It’s one of the toughest events on the programme, but asked why people swim the 400IM, Max Litchfield laughs but can’t come up with an answer “I don’t know really, it’s just what I’m good at!” But he does acknowledge the wider appeal. “It’s one of those races that’s always interesting to watch from a spectator point of view. It’s always interesting to be in the race and to see the changes as it’s being played out”
Litchfield, who trains under Russ Barber at City of Sheffield, will see how it pans out on August 6th, the first day of competition in the Olympic pool, having secured his place in the event with a win at Britain’s Olympic trials back in March. To many observers, who had their eyes on a battle between defending British champions Roberto Pavoni and 2014 Commonwealth Champion Dan Wallace for the Olympic spots, it may have come as a surprise, but perhaps predictably, Litchfield doesn’t see it that way.
“I’ve been swimming quite well for the last couple of years since I moved to Sheffield so I knew I could put that swim together” he says. “It was just a matter of getting everything right on the day and kind of putting it in place. So I was probably not surprised, but of course very happy, to make the team”
The swim he put together was enough to get him under the automatic qualifying time, his 4:12.05 victory representing almost a three second improvement on his lifetime best from 2014’s European championships. “It was a big drop but I went 4.14 high in Berlin, at the Europeans two years ago now, and that was kind of a big drop, but I’d not made an improvement last year because I had an unfortunate DQ in the world championship trials and then didn’t manage move it on at World Uni Games” he explains. “I’d been putting in good heat swims and then I hadn’t been able to put a big drop down for the finals, and that’s what I did well in Glasgow I think. I put a decent heat swim together and made it back, and it was just about putting everything right in that final and that’s when it came together really.”

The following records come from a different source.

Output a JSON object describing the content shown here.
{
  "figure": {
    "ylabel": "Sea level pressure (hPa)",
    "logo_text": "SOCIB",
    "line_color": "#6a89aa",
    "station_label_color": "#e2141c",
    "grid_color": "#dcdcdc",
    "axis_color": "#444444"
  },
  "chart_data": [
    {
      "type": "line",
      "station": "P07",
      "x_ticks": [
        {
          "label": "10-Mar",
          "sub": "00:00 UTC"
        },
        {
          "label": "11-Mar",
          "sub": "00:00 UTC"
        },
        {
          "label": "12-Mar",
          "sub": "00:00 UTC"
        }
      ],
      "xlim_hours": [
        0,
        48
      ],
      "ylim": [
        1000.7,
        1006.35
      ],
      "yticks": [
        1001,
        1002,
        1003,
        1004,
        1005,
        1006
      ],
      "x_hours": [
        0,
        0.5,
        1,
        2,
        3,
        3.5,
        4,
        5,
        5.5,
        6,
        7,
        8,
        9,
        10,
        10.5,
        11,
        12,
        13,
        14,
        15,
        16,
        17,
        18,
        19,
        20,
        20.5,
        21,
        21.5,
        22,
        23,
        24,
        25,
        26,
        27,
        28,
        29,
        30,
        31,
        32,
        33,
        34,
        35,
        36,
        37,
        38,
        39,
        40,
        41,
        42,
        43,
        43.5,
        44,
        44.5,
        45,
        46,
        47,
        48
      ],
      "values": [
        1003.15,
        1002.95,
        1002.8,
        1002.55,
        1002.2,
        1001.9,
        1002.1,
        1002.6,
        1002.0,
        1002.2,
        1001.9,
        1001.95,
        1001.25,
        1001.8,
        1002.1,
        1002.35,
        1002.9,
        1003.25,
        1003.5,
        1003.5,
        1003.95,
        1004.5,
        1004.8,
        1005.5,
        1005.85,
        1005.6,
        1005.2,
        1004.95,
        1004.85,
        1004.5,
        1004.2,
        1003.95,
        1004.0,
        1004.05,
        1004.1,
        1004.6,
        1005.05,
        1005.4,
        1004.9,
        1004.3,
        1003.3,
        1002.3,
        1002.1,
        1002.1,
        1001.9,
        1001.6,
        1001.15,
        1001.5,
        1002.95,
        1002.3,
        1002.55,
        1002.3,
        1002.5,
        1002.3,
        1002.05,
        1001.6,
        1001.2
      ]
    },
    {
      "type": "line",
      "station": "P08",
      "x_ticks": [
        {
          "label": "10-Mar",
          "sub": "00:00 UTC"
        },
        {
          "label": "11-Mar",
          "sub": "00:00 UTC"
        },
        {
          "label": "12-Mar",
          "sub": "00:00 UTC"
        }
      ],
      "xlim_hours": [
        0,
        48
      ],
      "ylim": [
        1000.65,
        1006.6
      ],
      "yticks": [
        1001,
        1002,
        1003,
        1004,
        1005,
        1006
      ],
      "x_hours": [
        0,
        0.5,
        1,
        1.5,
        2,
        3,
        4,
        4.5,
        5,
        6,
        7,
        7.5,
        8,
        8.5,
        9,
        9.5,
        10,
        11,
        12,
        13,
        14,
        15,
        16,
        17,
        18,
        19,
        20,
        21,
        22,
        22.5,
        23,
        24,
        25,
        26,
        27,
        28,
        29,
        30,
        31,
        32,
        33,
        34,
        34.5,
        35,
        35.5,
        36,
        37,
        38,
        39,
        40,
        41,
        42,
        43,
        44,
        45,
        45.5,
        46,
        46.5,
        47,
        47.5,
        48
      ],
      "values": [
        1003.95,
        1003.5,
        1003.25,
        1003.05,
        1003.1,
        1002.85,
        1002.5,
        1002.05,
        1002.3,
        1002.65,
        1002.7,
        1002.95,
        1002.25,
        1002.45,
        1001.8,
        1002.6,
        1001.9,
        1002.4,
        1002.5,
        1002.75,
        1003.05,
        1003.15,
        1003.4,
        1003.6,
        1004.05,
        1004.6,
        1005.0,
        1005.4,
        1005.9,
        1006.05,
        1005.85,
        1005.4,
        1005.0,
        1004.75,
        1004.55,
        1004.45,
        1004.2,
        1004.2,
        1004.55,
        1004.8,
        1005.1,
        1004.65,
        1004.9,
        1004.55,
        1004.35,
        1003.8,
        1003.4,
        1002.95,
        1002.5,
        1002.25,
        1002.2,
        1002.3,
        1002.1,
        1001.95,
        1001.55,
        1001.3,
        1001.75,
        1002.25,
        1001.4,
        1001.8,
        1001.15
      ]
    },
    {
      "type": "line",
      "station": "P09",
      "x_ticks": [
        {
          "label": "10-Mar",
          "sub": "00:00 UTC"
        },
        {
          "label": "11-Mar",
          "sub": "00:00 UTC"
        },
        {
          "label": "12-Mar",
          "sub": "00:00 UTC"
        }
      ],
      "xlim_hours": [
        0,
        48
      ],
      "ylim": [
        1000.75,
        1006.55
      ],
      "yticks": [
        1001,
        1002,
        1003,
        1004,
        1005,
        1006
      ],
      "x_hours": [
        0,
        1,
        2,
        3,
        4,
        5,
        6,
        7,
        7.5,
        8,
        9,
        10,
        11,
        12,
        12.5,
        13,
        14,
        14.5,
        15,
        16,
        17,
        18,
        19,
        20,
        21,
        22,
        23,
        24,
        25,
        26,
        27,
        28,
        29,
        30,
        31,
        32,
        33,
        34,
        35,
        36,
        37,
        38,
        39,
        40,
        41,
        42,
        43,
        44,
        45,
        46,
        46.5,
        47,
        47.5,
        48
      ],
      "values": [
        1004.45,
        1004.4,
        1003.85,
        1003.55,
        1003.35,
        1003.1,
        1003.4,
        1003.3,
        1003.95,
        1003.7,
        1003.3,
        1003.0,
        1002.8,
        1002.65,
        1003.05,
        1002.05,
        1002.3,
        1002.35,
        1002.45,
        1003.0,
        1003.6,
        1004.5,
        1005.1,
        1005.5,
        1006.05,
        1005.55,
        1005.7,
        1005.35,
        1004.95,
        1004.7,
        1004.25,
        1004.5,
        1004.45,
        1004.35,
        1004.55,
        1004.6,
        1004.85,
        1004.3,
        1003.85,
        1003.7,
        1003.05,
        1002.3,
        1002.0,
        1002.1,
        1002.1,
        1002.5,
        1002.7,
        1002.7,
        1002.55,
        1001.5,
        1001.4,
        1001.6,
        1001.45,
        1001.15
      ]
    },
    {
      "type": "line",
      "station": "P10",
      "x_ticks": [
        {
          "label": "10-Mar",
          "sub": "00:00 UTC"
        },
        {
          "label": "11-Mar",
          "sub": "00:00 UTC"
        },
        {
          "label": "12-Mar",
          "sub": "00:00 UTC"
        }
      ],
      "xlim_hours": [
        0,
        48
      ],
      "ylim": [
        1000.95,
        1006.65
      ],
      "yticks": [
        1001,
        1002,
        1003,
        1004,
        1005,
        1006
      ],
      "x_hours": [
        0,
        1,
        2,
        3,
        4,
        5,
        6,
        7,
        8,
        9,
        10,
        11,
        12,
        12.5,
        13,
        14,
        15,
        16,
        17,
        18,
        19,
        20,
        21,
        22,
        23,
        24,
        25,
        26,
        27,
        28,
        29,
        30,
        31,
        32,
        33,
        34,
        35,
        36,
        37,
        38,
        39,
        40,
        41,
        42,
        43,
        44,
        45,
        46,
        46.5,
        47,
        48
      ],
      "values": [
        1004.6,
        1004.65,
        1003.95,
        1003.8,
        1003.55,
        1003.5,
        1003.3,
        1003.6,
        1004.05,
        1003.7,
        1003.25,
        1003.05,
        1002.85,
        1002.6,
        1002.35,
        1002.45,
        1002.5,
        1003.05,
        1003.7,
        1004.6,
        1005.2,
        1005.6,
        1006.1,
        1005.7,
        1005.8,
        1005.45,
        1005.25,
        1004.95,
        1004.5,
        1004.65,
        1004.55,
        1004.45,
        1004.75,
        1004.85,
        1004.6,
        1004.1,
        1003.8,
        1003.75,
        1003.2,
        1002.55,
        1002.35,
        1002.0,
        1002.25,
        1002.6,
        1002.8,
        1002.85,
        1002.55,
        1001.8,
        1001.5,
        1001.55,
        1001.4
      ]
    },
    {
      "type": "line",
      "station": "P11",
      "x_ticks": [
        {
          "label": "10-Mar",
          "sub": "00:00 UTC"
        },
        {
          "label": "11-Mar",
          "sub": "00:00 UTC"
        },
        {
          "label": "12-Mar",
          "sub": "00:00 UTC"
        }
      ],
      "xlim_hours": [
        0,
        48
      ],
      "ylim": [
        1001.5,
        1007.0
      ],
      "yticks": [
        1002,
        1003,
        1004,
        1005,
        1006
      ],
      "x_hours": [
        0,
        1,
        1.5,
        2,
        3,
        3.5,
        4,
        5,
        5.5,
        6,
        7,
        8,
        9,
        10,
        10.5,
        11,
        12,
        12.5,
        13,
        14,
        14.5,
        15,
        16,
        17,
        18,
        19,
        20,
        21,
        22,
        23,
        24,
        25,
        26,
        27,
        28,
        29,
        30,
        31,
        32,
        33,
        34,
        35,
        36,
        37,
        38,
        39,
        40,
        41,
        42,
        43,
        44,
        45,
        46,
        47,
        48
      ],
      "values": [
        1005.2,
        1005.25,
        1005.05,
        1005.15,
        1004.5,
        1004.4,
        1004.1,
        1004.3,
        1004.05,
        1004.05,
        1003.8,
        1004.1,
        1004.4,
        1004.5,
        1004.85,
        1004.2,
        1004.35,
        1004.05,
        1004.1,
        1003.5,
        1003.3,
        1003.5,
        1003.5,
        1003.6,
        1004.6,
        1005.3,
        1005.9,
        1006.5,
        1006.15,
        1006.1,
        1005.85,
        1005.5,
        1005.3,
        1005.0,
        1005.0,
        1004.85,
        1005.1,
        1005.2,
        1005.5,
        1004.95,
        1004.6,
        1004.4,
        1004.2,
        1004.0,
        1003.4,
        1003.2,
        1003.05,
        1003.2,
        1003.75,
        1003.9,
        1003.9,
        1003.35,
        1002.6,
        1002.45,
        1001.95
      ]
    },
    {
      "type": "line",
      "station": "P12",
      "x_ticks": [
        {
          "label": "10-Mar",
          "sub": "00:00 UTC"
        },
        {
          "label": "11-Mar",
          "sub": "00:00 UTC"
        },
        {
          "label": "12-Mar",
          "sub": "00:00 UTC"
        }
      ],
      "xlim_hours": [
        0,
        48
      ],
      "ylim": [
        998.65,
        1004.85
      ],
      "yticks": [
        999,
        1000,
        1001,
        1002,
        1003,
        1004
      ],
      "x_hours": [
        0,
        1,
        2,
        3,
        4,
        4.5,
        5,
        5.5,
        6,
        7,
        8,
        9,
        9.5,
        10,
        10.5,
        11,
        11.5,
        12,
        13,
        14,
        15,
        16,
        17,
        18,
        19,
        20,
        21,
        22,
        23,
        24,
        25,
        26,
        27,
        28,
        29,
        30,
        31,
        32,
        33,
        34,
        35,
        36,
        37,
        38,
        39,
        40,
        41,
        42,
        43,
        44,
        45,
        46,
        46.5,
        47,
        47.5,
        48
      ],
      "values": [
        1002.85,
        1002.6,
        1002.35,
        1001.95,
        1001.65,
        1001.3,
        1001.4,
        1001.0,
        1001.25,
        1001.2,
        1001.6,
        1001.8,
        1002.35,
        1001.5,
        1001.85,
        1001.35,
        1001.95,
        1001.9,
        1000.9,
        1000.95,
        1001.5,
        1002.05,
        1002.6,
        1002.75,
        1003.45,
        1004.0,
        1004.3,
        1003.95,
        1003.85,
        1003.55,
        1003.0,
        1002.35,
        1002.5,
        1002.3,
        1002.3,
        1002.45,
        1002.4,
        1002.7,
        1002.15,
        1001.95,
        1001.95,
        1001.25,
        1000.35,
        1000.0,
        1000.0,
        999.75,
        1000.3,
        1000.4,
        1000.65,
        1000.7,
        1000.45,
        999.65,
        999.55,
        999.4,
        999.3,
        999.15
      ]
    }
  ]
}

It will all need to come together in Rio in an event that will be fiercely competitive, but Litchfield is adamant that he can mix it on the global stage. “I think if I can get somewhere near a season’s best time in the heats, sort of 4:11-4:12ish, I think that’s going to be near the final, but it’s not a matter of making the final, it’s a matter of trying to make the final and then push on for medals. It’s going to take me another big drop to get a medal but hopefully I can put that swim together with the improvements I’ve made recently and hopefully get in with the medals.”
What might those improvements consist of? A recent change to spend more time reviewing his races has been a contributor to date and could help more on the way into the Games. “I’m not going to lie, a few years back I probably didn’t watch them at all, but since I’ve been involved with the British team, I’ve had more opportunity to watch the videos. It’s been something I’ve loved to do; you just kind of finish the race and then instead of going off what the coach says or what you thought happened, you can actually see what’s gone on and you can look at how you can improve and move forward.”
His turns remain something that video analysis is helping him with. “It’s finishing off the little bits I need to put right, I’ve done a lot of work recently from trials on my turn skills and things like that; that was one thing that was highlighted from trials. I think I lost a couple of seconds on one turn to the best in the world! That was something that we really needed to put right.” Not that changing such ingrained skills comes easily.
“I’ve done that sort of turn for years, for my whole life. And when I actually look at the video and analyse it, I see how I’m doing a certain thing and I’m like, that’s not what I’m doing, that’s wrong, you’ve tampered with the video! But your brain learns what you think you’re doing and with the amount of times you do it just becomes an automatic thing. We look at the videos and we’ll go back and we’ll write down the specific points that we need to work on and then it’s just a matter of focusing every day and making sure that every turn you do is that way and then your brain will learn that is normal and it becomes something that will just be automatic when you get to race mode.”
Doing things automatically is a skill that’s vital in the maelstrom of Olympic competition, but Litchfield maintains he won’t get overawed by that environment. “I try to keep myself level headed and try to keep on the down low and just kind of get on with what I need to get on with really. And as I say, hit the skills properly and hit everything that I need to do and I can do and try to forget about what everyone else is doing.” Hopefully what he’ll be doing is swimming into the 400IM final in Rio.